A corte circulava entre Lisboa, Évora, Santarém,
Almeirim, Montemor--o-Novo, Sintra, Salvaterra de Magos…etc.
Muitas vezes, os reis, acompanhados dos seus fidalgos
mais próximos, faziam incursões nas terras circunvizinhas, para caçar, para
contactar com as autoridades locais, para ouvir os grandes senhores dos
concelhos, as dificuldades, os anseios…etc.

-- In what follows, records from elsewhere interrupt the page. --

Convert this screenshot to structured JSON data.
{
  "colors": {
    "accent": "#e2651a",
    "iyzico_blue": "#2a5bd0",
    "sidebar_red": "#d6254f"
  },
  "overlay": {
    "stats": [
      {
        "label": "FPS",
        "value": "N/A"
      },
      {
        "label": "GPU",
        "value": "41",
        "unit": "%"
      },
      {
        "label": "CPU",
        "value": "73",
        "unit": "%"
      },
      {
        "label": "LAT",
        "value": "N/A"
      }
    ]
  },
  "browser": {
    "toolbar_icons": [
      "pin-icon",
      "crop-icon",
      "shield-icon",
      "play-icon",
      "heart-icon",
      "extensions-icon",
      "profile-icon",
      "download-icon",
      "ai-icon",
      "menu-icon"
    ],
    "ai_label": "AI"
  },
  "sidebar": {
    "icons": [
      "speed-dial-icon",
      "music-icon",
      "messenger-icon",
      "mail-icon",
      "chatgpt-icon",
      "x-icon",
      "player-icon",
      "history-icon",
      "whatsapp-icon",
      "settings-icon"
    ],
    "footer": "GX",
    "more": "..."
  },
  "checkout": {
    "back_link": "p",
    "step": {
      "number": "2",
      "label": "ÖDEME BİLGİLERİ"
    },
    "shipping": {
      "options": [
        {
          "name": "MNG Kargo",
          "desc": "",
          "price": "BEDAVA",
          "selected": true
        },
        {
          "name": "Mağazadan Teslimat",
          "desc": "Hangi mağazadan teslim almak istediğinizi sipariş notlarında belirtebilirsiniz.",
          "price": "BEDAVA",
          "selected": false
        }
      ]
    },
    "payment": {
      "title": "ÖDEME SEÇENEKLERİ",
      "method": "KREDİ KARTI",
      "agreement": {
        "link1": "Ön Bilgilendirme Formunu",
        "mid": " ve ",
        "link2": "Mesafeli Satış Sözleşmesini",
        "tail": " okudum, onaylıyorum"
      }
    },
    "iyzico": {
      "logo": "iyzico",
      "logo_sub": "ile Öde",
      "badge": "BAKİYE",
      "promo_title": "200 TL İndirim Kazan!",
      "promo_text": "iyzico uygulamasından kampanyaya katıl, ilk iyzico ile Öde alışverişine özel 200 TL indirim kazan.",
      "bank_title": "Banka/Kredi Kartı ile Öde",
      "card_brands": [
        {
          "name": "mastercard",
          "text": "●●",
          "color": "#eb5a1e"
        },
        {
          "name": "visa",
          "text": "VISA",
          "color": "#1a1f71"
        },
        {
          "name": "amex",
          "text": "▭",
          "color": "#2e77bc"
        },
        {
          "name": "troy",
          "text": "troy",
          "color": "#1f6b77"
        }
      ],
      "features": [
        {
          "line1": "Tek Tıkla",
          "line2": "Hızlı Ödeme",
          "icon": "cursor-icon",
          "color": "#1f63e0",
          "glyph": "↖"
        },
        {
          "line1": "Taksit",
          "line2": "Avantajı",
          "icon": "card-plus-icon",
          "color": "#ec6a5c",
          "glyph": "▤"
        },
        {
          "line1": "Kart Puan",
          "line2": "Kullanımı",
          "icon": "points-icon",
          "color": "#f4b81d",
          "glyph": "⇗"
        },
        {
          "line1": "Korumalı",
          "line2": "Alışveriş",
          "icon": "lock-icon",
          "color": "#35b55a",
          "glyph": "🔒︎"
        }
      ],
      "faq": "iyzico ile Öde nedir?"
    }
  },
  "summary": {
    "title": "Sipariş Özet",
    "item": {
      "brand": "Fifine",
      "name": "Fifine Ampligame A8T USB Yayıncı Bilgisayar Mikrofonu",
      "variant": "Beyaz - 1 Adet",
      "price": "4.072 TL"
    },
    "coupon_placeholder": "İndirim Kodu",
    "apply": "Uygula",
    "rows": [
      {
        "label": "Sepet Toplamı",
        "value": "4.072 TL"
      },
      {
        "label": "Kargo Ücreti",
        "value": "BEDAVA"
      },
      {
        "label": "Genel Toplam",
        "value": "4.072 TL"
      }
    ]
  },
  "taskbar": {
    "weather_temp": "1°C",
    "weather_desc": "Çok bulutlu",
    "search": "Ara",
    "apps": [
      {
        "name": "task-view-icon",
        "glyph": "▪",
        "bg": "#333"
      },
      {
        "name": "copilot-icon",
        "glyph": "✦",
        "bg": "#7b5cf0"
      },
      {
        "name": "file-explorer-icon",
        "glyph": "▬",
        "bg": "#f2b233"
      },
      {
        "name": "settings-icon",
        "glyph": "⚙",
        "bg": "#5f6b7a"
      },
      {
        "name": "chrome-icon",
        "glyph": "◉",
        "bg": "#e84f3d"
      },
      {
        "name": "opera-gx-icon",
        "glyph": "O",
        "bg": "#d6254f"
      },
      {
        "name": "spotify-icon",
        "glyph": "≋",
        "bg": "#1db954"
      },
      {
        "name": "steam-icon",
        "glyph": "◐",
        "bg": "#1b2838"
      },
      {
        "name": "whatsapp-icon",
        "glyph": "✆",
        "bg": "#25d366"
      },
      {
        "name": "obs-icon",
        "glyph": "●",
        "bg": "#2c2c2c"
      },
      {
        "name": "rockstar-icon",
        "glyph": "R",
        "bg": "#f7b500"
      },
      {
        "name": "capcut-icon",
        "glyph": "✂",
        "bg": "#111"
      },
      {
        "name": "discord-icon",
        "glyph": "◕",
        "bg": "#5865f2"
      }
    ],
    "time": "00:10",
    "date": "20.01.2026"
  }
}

Conta-se que um dia, o rei D. Afonso V, de passagem
por Coruche, disse a um seu nobre cavaleiro, que integrava a comitiva régia,
que seria grande valentia correr a ponte a cavalo. Ora, a ponte sobre o rio
Sorraia em Coruche devia ser frágil e aquele exercício seria muito perigoso e
altamente arriscado.
Mas o nobre cavaleiro não quis mostrar fraqueza. Era a
sua honra que estava em jogo. Os homens honrados, os grandes senhores da
nobreza, não podiam ter medo da morte. E aquele nobre, não se negando ao
“desafio” do seu rei e senhor, foi mesmo correr a ponte a cavalo. No fim, foi
ter com o rei e, desgostoso, disse-lhe:
– “Senhor, estou para me despedir de vós por
duas razões: a uma por haverdes isto por valentia; e a outra por quererdes que,
por uma doidice, morra um tal cavaleiro como eu”.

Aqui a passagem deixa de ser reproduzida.